Diffamation : un hyperlien étend le délai de prescription
Publié par Ariane Beky le | Mis à jour le
Un lien hypertexte renvoyant vers un contenu antérieur peut faire à nouveau courir le délai de prescription de l'action en diffamation, selon un arrêt de la Cour de cassation.
L'action en diffamation oppose un inspecteur des impôts à un ancien promoteur, relève un blog du Monde. Dans son arrêt du 2 novembre 2016, la Cour de cassation conclut qu'un lien hypertexte inséré dans un nouveau contenu peut constituer un « nouvel acte de publication » du texte antérieur vers lequel le lien pointe. Cet acte étend le délai de prescription trimestrielle prévu par la loi.
En 2010, Henri Y. se dit victime de contrôles et redressements fiscaux et cite, sur son site Internet, le nom et les pratiques présumées d'inspecteurs des services fiscaux, parmi lesquels Louis X.. En 2011, Henri Y. poste un nouveau billet de blog véhément sur le sujet. Il insère dans ce nouveau texte un lien, parmi d'autres, renvoyant vers un fichier PDF donnant citation à comparaître à Louis X. devant le tribunal correctionnel de Paris. Henri Y. l'accuse d'actes attentatoires à la liberté, entre autres.
Diffamation publique
La même année, Louis X. dépose plainte contre Henri Y. pour diffamation publique envers un fonctionnaire. L'affaire a été renvoyée à plusieurs reprises. L'audience se tient finalement en 2013. Y, l'ancien promoteur et architecte, indique alors que le texte incriminé a déjà été publié par ses soins en 2010. À l'époque, la texte n'a pas fait l'objet de poursuites dans les trois mois, il y a donc prescription, selon lui. La 17e chambre correctionnelle du TGI de Paris ne retient pas cet argument. Elle juge, le 25 septembre 2014, que l'hyperlien inséré en 2011 constitue un « nouvel acte de publication » qui étend la prescription de trois mois à compter de cet acte. L'action en diffamation est valide. Les propos incriminés sont jugés diffamatoires. Le TGI ordonne donc leur retrait.
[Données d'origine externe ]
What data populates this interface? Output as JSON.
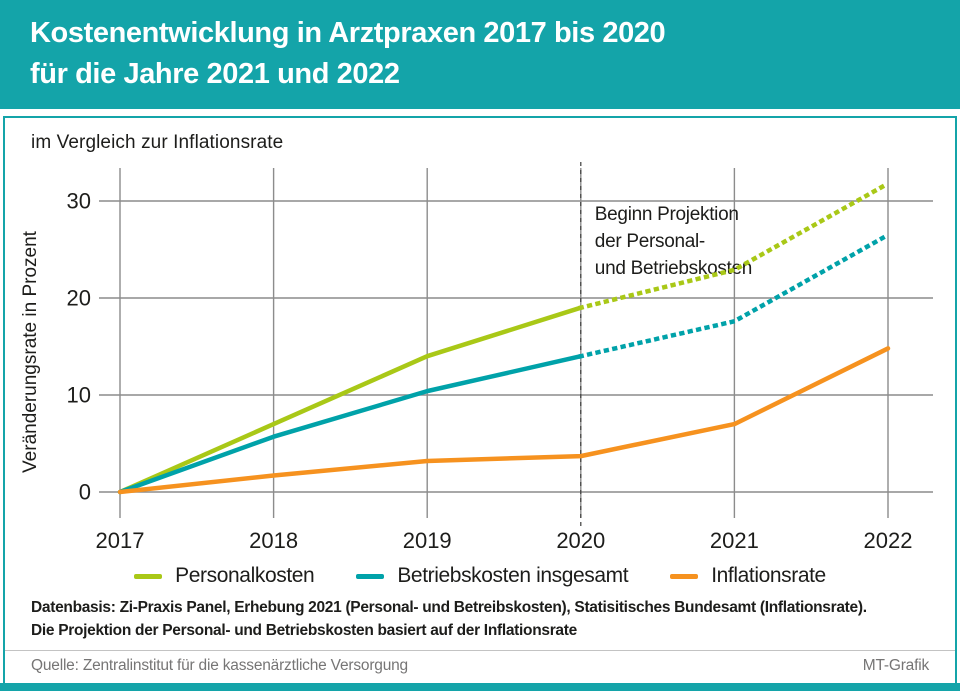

Henri Y. a fait appel de cette décision. Et la cour d'appel de Paris lui donne raison, le 22 octobre 2015. Elle infirme le jugement de première instance. Et juge que le lien renvoie à un « propos ancien et autonome qui n'a pas été en son temps poursuivi et dont la poursuite est aujourd'hui prescrite ».
L'inspecteur des impôts, Louis X., choisit alors de se pourvoir en cassation, avec succès.
Nature du lien et intention
Le délit de diffamation est un délit de presse au sens la loi du 20 juillet 1881 sur la liberté de la presse. Et le delai de prescription de l'action en diffamation est effectivement de trois mois à compter de la première publication du contenu incriminé (article 65 de la loi). Sur Internet, une première publication peut précéder la mise à disposition de ce même contenu à un nouveau public, et étendre ainsi le délai de prescription trimestriel. Pour en décider, il convient de vérifier la nature du lien posé, l'identité de l'auteur et son intention de mettre à nouveau le contenu incriminé à disposition des internautes, a rappelé la Cour de cassation dans son arrêt du 2 novembre.
Elle considère que « publier sur un site internet un nouveau texte, renvoyant à un précédent article, au moyen d'un hyperlien activable, profond et interne, réalise la mise à disposition de cet article à un nouveau public ». Cela constitue un nouvel acte de publication qui étend le délai de prescription.
La Cour casse ainsi l'arrêt rendu en appel et renvoie les parties devant la cour d'appel.